Working together. Talent, digital, and data and analytics, working together, are required to enable not only a next-generation operating model based on customer expectations but also near-term growth. Many companies can’t eliminate their services backlog solely through tech capacity and availability. Together, the enablers can improve capacity through upskilling, making servicing processes more efficient, or eliminating the need for them altogether. Therefore, the enablers should be viewed not just as operational considerations but also as a way to unlock revenues.
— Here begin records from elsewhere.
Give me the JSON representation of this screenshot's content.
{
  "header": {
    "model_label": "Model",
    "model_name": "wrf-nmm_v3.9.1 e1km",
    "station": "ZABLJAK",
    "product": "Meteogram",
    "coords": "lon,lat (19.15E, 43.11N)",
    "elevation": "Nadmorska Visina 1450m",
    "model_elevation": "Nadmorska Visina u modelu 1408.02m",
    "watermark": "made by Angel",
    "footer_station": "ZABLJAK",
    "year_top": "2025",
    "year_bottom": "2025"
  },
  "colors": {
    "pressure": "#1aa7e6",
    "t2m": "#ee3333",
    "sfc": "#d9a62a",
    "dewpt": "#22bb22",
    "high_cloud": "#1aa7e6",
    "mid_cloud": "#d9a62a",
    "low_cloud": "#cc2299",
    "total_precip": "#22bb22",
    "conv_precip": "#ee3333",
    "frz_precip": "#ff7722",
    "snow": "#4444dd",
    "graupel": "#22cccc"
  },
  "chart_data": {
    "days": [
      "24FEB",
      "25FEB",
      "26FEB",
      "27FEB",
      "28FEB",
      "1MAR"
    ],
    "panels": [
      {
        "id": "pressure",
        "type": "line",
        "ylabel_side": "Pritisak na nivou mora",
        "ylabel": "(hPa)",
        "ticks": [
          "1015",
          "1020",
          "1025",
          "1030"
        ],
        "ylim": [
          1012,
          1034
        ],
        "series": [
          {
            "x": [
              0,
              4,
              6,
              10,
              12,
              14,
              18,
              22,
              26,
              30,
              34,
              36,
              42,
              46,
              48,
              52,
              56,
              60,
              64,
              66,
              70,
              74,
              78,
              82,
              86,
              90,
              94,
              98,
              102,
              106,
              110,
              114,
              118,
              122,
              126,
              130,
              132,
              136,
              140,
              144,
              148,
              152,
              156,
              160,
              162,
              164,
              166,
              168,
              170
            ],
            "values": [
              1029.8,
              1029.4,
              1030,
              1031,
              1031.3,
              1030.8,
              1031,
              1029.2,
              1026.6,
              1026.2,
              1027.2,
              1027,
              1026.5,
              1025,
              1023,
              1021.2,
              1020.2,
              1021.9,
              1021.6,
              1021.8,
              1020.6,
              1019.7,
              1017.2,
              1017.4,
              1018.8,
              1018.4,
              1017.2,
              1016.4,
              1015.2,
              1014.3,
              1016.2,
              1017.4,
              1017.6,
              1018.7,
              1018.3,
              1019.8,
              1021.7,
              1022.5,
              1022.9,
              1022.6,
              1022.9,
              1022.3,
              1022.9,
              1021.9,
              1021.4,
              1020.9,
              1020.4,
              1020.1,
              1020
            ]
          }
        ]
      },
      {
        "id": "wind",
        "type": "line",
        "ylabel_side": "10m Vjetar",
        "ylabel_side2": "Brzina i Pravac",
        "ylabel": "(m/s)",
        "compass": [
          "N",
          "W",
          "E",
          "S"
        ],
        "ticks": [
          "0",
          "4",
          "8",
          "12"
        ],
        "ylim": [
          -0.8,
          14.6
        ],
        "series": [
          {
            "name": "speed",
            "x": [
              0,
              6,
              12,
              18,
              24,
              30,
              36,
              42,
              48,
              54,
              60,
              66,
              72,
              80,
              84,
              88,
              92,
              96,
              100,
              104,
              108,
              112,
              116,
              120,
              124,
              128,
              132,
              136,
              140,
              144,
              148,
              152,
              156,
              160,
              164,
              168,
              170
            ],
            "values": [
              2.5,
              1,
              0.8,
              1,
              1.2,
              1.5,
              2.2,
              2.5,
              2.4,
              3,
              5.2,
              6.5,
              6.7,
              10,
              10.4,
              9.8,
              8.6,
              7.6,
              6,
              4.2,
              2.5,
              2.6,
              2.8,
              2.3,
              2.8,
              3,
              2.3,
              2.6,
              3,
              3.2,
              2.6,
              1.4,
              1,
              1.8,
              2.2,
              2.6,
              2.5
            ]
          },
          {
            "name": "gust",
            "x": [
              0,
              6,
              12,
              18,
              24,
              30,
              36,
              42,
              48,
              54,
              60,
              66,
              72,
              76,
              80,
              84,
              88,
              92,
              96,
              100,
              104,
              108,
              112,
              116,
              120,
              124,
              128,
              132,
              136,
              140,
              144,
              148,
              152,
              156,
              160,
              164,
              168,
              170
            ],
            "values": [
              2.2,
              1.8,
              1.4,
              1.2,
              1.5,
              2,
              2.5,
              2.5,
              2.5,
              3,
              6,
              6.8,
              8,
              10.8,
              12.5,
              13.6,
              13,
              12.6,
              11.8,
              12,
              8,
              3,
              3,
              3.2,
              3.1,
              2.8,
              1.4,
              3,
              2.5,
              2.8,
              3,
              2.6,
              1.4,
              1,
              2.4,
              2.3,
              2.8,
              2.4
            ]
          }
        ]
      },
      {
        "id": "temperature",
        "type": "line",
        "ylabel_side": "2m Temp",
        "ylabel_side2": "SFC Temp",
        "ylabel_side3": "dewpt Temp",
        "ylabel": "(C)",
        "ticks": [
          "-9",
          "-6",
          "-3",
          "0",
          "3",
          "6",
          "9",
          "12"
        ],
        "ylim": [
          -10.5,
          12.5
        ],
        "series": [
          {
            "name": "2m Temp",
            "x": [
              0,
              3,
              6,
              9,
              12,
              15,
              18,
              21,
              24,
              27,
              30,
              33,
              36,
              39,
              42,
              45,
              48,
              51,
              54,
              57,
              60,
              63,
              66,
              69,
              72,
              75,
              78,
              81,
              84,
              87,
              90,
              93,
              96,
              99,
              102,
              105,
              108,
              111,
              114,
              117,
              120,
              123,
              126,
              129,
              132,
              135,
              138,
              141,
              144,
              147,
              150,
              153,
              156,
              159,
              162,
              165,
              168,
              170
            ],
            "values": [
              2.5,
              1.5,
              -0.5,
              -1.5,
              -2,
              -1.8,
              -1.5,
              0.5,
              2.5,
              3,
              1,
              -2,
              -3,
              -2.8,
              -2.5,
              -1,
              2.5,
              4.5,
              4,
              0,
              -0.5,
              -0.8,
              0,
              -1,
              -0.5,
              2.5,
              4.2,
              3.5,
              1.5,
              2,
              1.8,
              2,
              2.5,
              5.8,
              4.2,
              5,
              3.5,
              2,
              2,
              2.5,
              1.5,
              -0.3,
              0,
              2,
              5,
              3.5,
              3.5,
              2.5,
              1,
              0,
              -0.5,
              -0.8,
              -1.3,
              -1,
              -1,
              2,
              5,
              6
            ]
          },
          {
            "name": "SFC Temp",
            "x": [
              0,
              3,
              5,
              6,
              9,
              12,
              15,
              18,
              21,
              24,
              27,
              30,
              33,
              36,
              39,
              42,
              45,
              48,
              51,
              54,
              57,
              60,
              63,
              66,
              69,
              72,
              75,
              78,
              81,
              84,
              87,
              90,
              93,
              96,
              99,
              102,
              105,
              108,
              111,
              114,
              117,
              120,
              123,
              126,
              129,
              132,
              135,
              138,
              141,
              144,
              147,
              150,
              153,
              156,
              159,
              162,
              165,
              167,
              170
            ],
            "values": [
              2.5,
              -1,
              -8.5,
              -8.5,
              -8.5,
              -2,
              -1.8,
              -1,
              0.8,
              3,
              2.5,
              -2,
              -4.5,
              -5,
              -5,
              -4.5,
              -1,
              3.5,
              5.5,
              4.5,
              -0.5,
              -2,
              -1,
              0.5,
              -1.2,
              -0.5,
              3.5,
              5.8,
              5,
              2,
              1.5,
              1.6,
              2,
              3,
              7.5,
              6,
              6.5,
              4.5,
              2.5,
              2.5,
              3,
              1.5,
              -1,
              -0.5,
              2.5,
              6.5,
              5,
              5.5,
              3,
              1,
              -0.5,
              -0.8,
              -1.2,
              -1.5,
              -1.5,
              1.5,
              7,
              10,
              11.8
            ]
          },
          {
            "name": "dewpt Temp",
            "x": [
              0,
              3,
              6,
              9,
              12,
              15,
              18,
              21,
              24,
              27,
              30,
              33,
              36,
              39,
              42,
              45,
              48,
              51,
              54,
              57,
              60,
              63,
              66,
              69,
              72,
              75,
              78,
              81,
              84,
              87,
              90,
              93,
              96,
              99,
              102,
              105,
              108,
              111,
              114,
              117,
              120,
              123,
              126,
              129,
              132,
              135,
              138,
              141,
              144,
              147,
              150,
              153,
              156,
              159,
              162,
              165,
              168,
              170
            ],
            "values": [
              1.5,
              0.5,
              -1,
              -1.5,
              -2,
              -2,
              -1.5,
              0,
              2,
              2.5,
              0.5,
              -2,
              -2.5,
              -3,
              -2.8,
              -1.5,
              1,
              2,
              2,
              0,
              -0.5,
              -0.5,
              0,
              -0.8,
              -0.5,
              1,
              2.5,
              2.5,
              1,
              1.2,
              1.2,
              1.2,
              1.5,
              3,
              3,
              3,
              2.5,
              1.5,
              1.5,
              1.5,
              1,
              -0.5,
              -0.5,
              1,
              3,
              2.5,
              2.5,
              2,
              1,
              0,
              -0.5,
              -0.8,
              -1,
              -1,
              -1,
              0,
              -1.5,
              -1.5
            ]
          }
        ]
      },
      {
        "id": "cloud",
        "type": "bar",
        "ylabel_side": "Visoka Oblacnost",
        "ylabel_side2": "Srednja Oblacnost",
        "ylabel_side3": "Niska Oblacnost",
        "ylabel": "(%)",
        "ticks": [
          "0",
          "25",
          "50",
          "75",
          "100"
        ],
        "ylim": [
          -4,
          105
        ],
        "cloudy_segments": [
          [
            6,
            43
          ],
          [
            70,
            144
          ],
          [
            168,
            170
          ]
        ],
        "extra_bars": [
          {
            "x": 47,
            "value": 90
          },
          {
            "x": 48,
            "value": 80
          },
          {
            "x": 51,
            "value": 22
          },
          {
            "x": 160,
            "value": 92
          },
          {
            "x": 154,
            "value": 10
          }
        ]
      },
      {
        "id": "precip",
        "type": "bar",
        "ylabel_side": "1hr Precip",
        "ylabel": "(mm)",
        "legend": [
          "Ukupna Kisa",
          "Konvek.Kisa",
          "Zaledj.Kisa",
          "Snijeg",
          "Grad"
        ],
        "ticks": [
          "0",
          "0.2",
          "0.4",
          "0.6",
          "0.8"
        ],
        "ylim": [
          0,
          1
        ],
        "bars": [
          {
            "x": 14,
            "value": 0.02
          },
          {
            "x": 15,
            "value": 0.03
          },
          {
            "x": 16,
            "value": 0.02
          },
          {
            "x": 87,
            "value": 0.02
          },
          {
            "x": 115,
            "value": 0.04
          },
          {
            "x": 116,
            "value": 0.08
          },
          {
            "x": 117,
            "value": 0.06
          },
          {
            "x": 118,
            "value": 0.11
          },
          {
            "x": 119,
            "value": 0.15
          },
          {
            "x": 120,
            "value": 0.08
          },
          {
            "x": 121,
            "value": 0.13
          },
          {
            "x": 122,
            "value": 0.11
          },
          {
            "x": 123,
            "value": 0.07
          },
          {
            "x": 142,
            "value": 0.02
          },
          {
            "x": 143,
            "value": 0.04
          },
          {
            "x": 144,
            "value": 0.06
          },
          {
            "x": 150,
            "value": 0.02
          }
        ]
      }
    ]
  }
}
Build the next-generation commercial model

The next generation of commercial models faces complexities that traditional models didn’t: impact-based agreements, the capture of revenue from remote work, and the risk of third-party disrupters. Two ways of dealing with these challenges show promise.

Capture the latent commercial opportunity today. Too often, under an “ops first, commercial second” mindset, the commercial engine of services lags behind other parts of the business. However, significant near-term growth opportunities can finance investments and prepare the sales organization for more sophisticated future sales processes.

Near-term moves include increasing the visibility of the installed base (and better understanding the scope of commercial opportunities), increasing the generation and prioritization of leads, enhancing the offering’s design, sharpening service-agreement churn responses, and segmenting strategies for pricing parts and service. Getting these basics right can help increase the sales team’s focus on services and perhaps even perfect the organization’s services pitch to reintroduce itself to its customer base before it introduces future next-generation offerings.

Create an offering-centric organizational structure. Next-generation service offerings will feel very different from today’s: they will require a degree of customization for specific segments and customers instead of one-size-fits-all charges for time and materials. Although each commercial offer could vary dramatically by industry and end customer, there are organizational prerequisites for building these offers:

  • Adopt a product-centric lens to develop the offering: consider technology, service levels, and pricing holistically to develop innovative services.
  • Develop a portfolio management approach to services: prioritize and enhance new-product offers with the highest rates of adoption by customers and gross margin dollars generated.
  • Build the muscle to calculate the specific cost savings for each customer as a result of new services products and articulate that value clearly.
  • Make an explicit point of generating revenue from the cost savings. Too often, the easy way out is to allow assumptions about share gains or customer retention to trump the difficult work of developing new offer structures.

Clearly, services are changing rapidly. There is a strong consensus on future operating models but a wide range of commercial options that executives will need to assess carefully. Choosing well could provide entirely new business models, with revenue streams to match.